Overall, tirbanibulin 1% ointment is well tolerated. The most common AEs were local reactions at the application site, particularly erythema and flaking/scaling, which were self-limiting and healed without sequelae, consistent with literature data.14, 21 Real-life data revealed that the median onset of AEs occurs on the seventh day after treatment, and the meantime for resolution is 5 days. In our cohort, since AEs were mostly self-reported by patients, the exact time of occurrence and resolution were difficult to assess. Interestingly, a more intense inflammatory local reaction does not correlate with a better clinical outcome.21, 22 A recent meta-analysis demonstrated a lower incidence of severe local AEs with tirbanibulin 1% ointment when compared to some other medications of AKs (namely, a combination of 5-fluorouracil 0.5% and salicylic acid; diclofenac 3%; imiquimod 3.75 and 5%).
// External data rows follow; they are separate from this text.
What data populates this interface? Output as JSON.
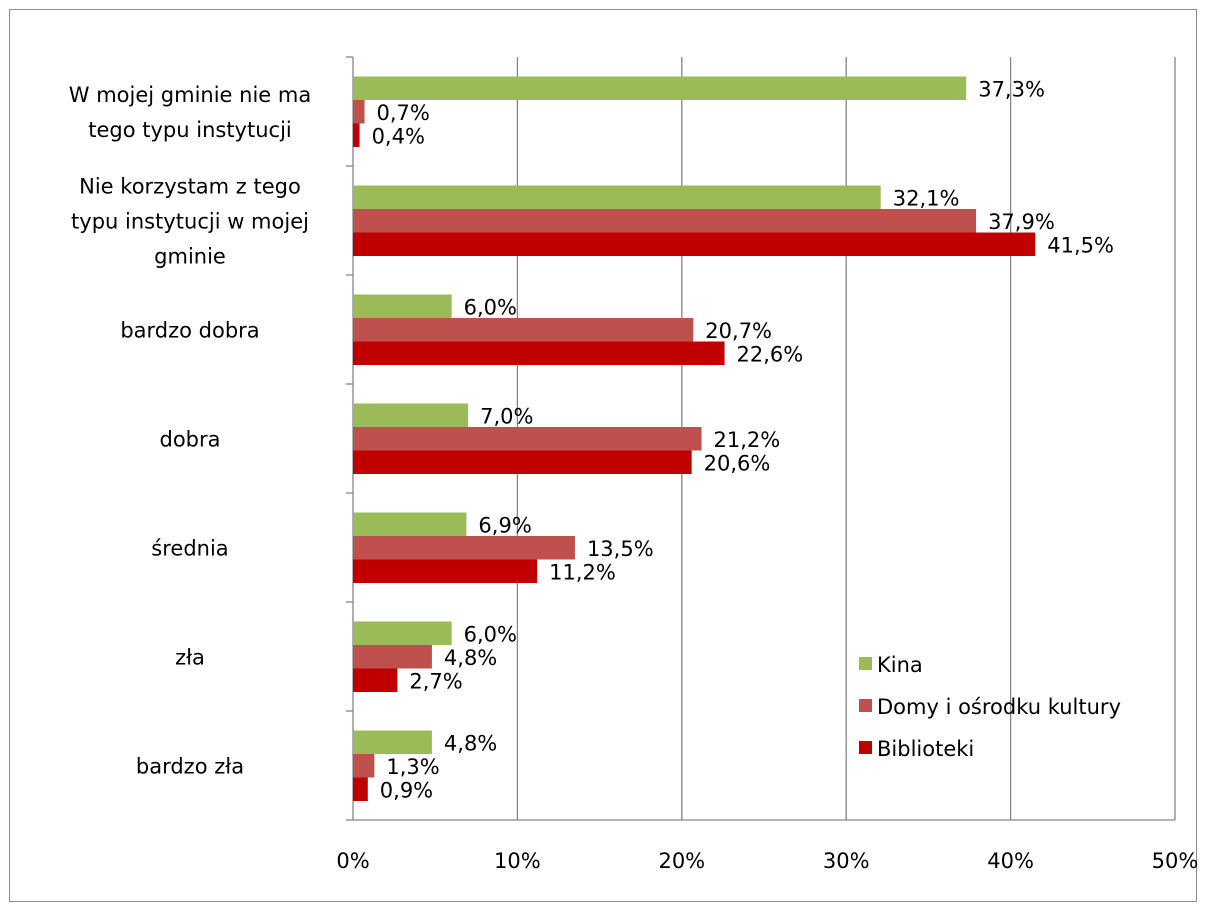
{
  "chart_data": {
    "type": "bar",
    "orientation": "horizontal",
    "title": "",
    "xlabel": "",
    "ylabel": "",
    "xlim": [
      0,
      50
    ],
    "x_ticks": [
      "0%",
      "10%",
      "20%",
      "30%",
      "40%",
      "50%"
    ],
    "grid": "vertical",
    "legend_position": "bottom-right",
    "categories": [
      "W mojej gminie nie ma tego typu instytucji",
      "Nie korzystam z tego typu instytucji w mojej gminie",
      "bardzo dobra",
      "dobra",
      "średnia",
      "zła",
      "bardzo zła"
    ],
    "category_lines": [
      [
        "W mojej gminie nie ma",
        "tego typu instytucji"
      ],
      [
        "Nie korzystam z tego",
        "typu instytucji w mojej",
        "gminie"
      ],
      [
        "bardzo dobra"
      ],
      [
        "dobra"
      ],
      [
        "średnia"
      ],
      [
        "zła"
      ],
      [
        "bardzo zła"
      ]
    ],
    "series": [
      {
        "name": "Kina",
        "color": "#9BBB59",
        "values": [
          37.3,
          32.1,
          6.0,
          7.0,
          6.9,
          6.0,
          4.8
        ],
        "labels": [
          "37,3%",
          "32,1%",
          "6,0%",
          "7,0%",
          "6,9%",
          "6,0%",
          "4,8%"
        ]
      },
      {
        "name": "Domy i ośrodku kultury",
        "color": "#C0504D",
        "values": [
          0.7,
          37.9,
          20.7,
          21.2,
          13.5,
          4.8,
          1.3
        ],
        "labels": [
          "0,7%",
          "37,9%",
          "20,7%",
          "21,2%",
          "13,5%",
          "4,8%",
          "1,3%"
        ]
      },
      {
        "name": "Biblioteki",
        "color": "#C00000",
        "values": [
          0.4,
          41.5,
          22.6,
          20.6,
          11.2,
          2.7,
          0.9
        ],
        "labels": [
          "0,4%",
          "41,5%",
          "22,6%",
          "20,6%",
          "11,2%",
          "2,7%",
          "0,9%"
        ]
      }
    ]
  }
}
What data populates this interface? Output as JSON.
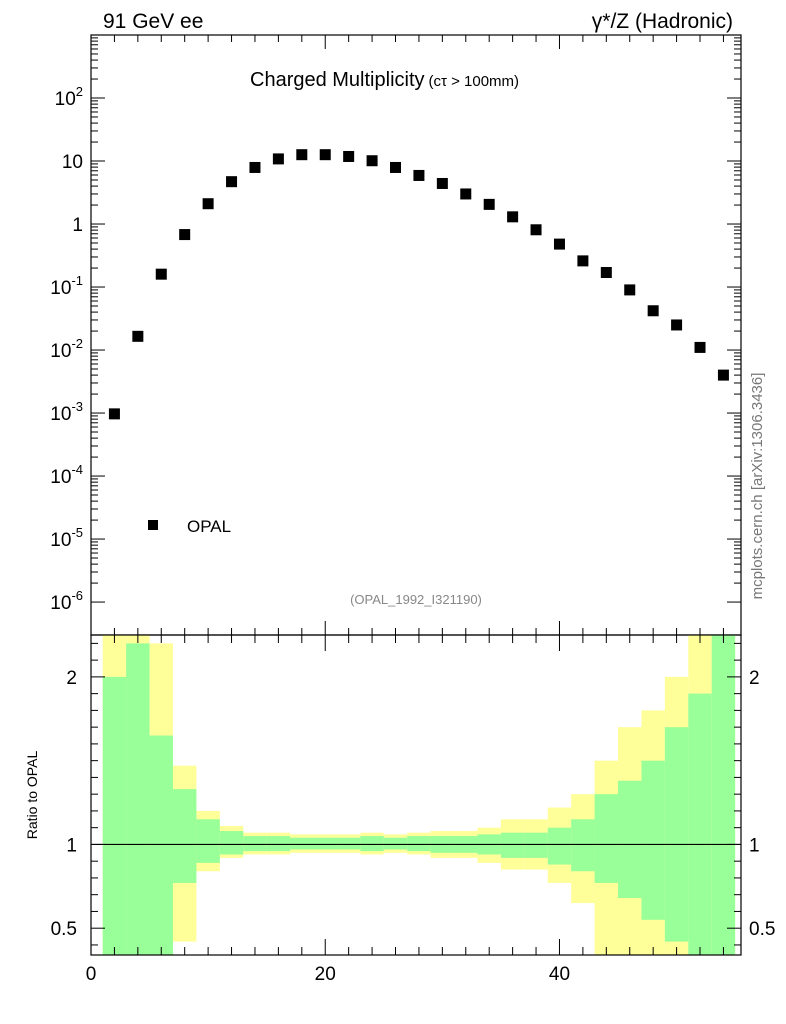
{
  "header": {
    "left": "91 GeV ee",
    "right": "γ*/Z (Hadronic)"
  },
  "side_label": "mcplots.cern.ch [arXiv:1306.3436]",
  "colors": {
    "data_marker": "#000000",
    "band_inner": "#99ff99",
    "band_outer": "#ffff99",
    "ref_line": "#000000"
  },
  "chart_data": [
    {
      "type": "scatter",
      "title": "Charged Multiplicity",
      "title_suffix": "(cτ > 100mm)",
      "reference_label": "(OPAL_1992_I321190)",
      "yscale": "log",
      "ylim": [
        3e-07,
        1000
      ],
      "xlim": [
        0,
        55.5
      ],
      "ytick_labels": [
        "10^-6",
        "10^-5",
        "10^-4",
        "10^-3",
        "10^-2",
        "10^-1",
        "1",
        "10",
        "10^2"
      ],
      "legend": [
        {
          "label": "OPAL",
          "marker": "square"
        }
      ],
      "legend_position": "lower-left",
      "series": [
        {
          "name": "OPAL",
          "x": [
            2,
            4,
            6,
            8,
            10,
            12,
            14,
            16,
            18,
            20,
            22,
            24,
            26,
            28,
            30,
            32,
            34,
            36,
            38,
            40,
            42,
            44,
            46,
            48,
            50,
            52,
            54
          ],
          "y": [
            0.00097,
            0.0165,
            0.16,
            0.68,
            2.1,
            4.7,
            7.9,
            10.8,
            12.6,
            12.6,
            11.8,
            10.1,
            7.9,
            5.9,
            4.4,
            3.0,
            2.05,
            1.3,
            0.81,
            0.48,
            0.26,
            0.17,
            0.09,
            0.042,
            0.025,
            0.011,
            0.004
          ]
        }
      ]
    },
    {
      "type": "area",
      "ylabel": "Ratio to OPAL",
      "xlabel": "",
      "ylim": [
        0.34,
        2.25
      ],
      "xlim": [
        0,
        55.5
      ],
      "xtick_labels": [
        "0",
        "20",
        "40"
      ],
      "ytick_labels": [
        "0.5",
        "1",
        "2"
      ],
      "reference_value": 1,
      "bins": [
        {
          "lo": 1,
          "hi": 3,
          "inner": [
            0.3,
            2.0
          ],
          "outer": [
            0.3,
            2.5
          ]
        },
        {
          "lo": 3,
          "hi": 5,
          "inner": [
            0.3,
            2.2
          ],
          "outer": [
            0.3,
            2.5
          ]
        },
        {
          "lo": 5,
          "hi": 7,
          "inner": [
            0.3,
            1.65
          ],
          "outer": [
            0.3,
            2.2
          ]
        },
        {
          "lo": 7,
          "hi": 9,
          "inner": [
            0.77,
            1.33
          ],
          "outer": [
            0.42,
            1.47
          ]
        },
        {
          "lo": 9,
          "hi": 11,
          "inner": [
            0.89,
            1.15
          ],
          "outer": [
            0.84,
            1.2
          ]
        },
        {
          "lo": 11,
          "hi": 13,
          "inner": [
            0.94,
            1.08
          ],
          "outer": [
            0.92,
            1.11
          ]
        },
        {
          "lo": 13,
          "hi": 15,
          "inner": [
            0.96,
            1.05
          ],
          "outer": [
            0.94,
            1.07
          ]
        },
        {
          "lo": 15,
          "hi": 17,
          "inner": [
            0.96,
            1.05
          ],
          "outer": [
            0.94,
            1.07
          ]
        },
        {
          "lo": 17,
          "hi": 19,
          "inner": [
            0.97,
            1.04
          ],
          "outer": [
            0.95,
            1.06
          ]
        },
        {
          "lo": 19,
          "hi": 21,
          "inner": [
            0.97,
            1.04
          ],
          "outer": [
            0.95,
            1.06
          ]
        },
        {
          "lo": 21,
          "hi": 23,
          "inner": [
            0.97,
            1.04
          ],
          "outer": [
            0.95,
            1.06
          ]
        },
        {
          "lo": 23,
          "hi": 25,
          "inner": [
            0.96,
            1.05
          ],
          "outer": [
            0.94,
            1.07
          ]
        },
        {
          "lo": 25,
          "hi": 27,
          "inner": [
            0.97,
            1.04
          ],
          "outer": [
            0.95,
            1.06
          ]
        },
        {
          "lo": 27,
          "hi": 29,
          "inner": [
            0.96,
            1.05
          ],
          "outer": [
            0.94,
            1.07
          ]
        },
        {
          "lo": 29,
          "hi": 31,
          "inner": [
            0.95,
            1.05
          ],
          "outer": [
            0.92,
            1.08
          ]
        },
        {
          "lo": 31,
          "hi": 33,
          "inner": [
            0.95,
            1.05
          ],
          "outer": [
            0.92,
            1.08
          ]
        },
        {
          "lo": 33,
          "hi": 35,
          "inner": [
            0.94,
            1.06
          ],
          "outer": [
            0.89,
            1.1
          ]
        },
        {
          "lo": 35,
          "hi": 37,
          "inner": [
            0.92,
            1.07
          ],
          "outer": [
            0.85,
            1.15
          ]
        },
        {
          "lo": 37,
          "hi": 39,
          "inner": [
            0.92,
            1.07
          ],
          "outer": [
            0.85,
            1.15
          ]
        },
        {
          "lo": 39,
          "hi": 41,
          "inner": [
            0.88,
            1.1
          ],
          "outer": [
            0.77,
            1.22
          ]
        },
        {
          "lo": 41,
          "hi": 43,
          "inner": [
            0.84,
            1.15
          ],
          "outer": [
            0.65,
            1.3
          ]
        },
        {
          "lo": 43,
          "hi": 45,
          "inner": [
            0.77,
            1.3
          ],
          "outer": [
            0.3,
            1.5
          ]
        },
        {
          "lo": 45,
          "hi": 47,
          "inner": [
            0.68,
            1.38
          ],
          "outer": [
            0.3,
            1.7
          ]
        },
        {
          "lo": 47,
          "hi": 49,
          "inner": [
            0.55,
            1.5
          ],
          "outer": [
            0.3,
            1.8
          ]
        },
        {
          "lo": 49,
          "hi": 51,
          "inner": [
            0.42,
            1.7
          ],
          "outer": [
            0.3,
            2.0
          ]
        },
        {
          "lo": 51,
          "hi": 53,
          "inner": [
            0.3,
            1.9
          ],
          "outer": [
            0.3,
            2.3
          ]
        },
        {
          "lo": 53,
          "hi": 55,
          "inner": [
            0.3,
            2.3
          ],
          "outer": [
            0.3,
            2.5
          ]
        }
      ]
    }
  ]
}
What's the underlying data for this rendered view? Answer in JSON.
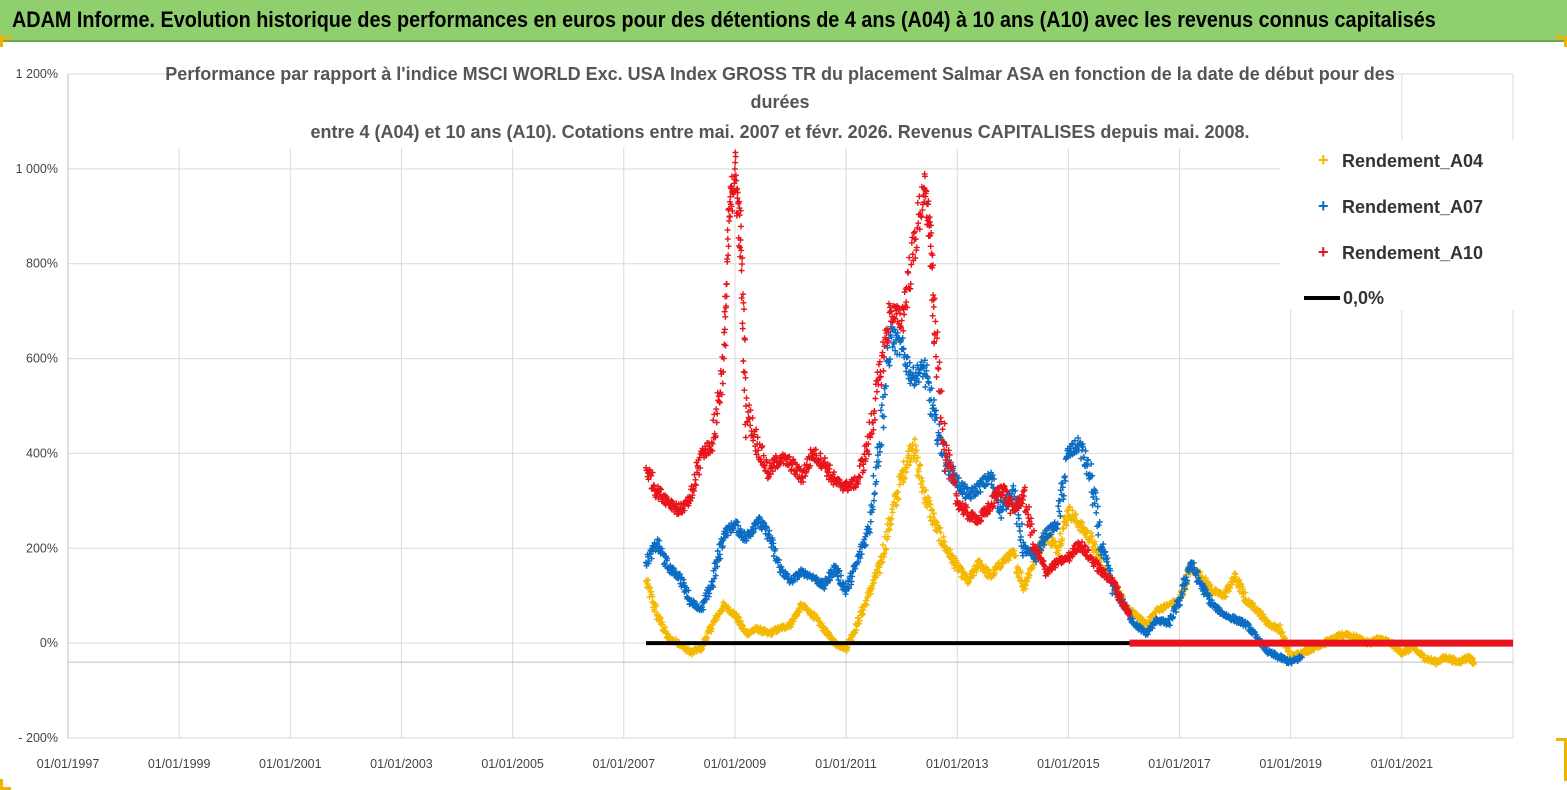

However, no data were available for comparison with cryotherapy, photodynamic therapy, and 5-fluorouracil 4 and 5%.23 Furthermore, an expert opinion among dermatologists in charge of evaluating a tailored approach for AKs considered tirbanibulin 1% ointment among the topical treatments with the highest tolerability.24
Conclusions
Our study confirms the already published data regarding the efficacy and safety of tirbanibulin 1% ointment for Olsen grade I AKs of the face and scalp. In particular, the best results in this subgroup of patients were observed at least 8 weeks after treatment. Moreover, tirbanibulin shows promising outcomes when prescribed for higher grade lesions (Olsen grade II or III) as well as lesions located on the trunk and limbs, supporting its potential use regardless of grade and location of AKs. However, further studies are needed to broaden its indication criteria and directly compare tirbanibulin with other treatment options for AKs.
Given the real-life nature of this study, we acknowledge the limitations deriving from the absence of a pre-determined schedule for follow-up visits, as well as the fact that AEs were self-reported mainly by patients and not assessed by a trained clinician.
Open Research
Data availability statement
The data supporting this study's findings are available on request from the corresponding author.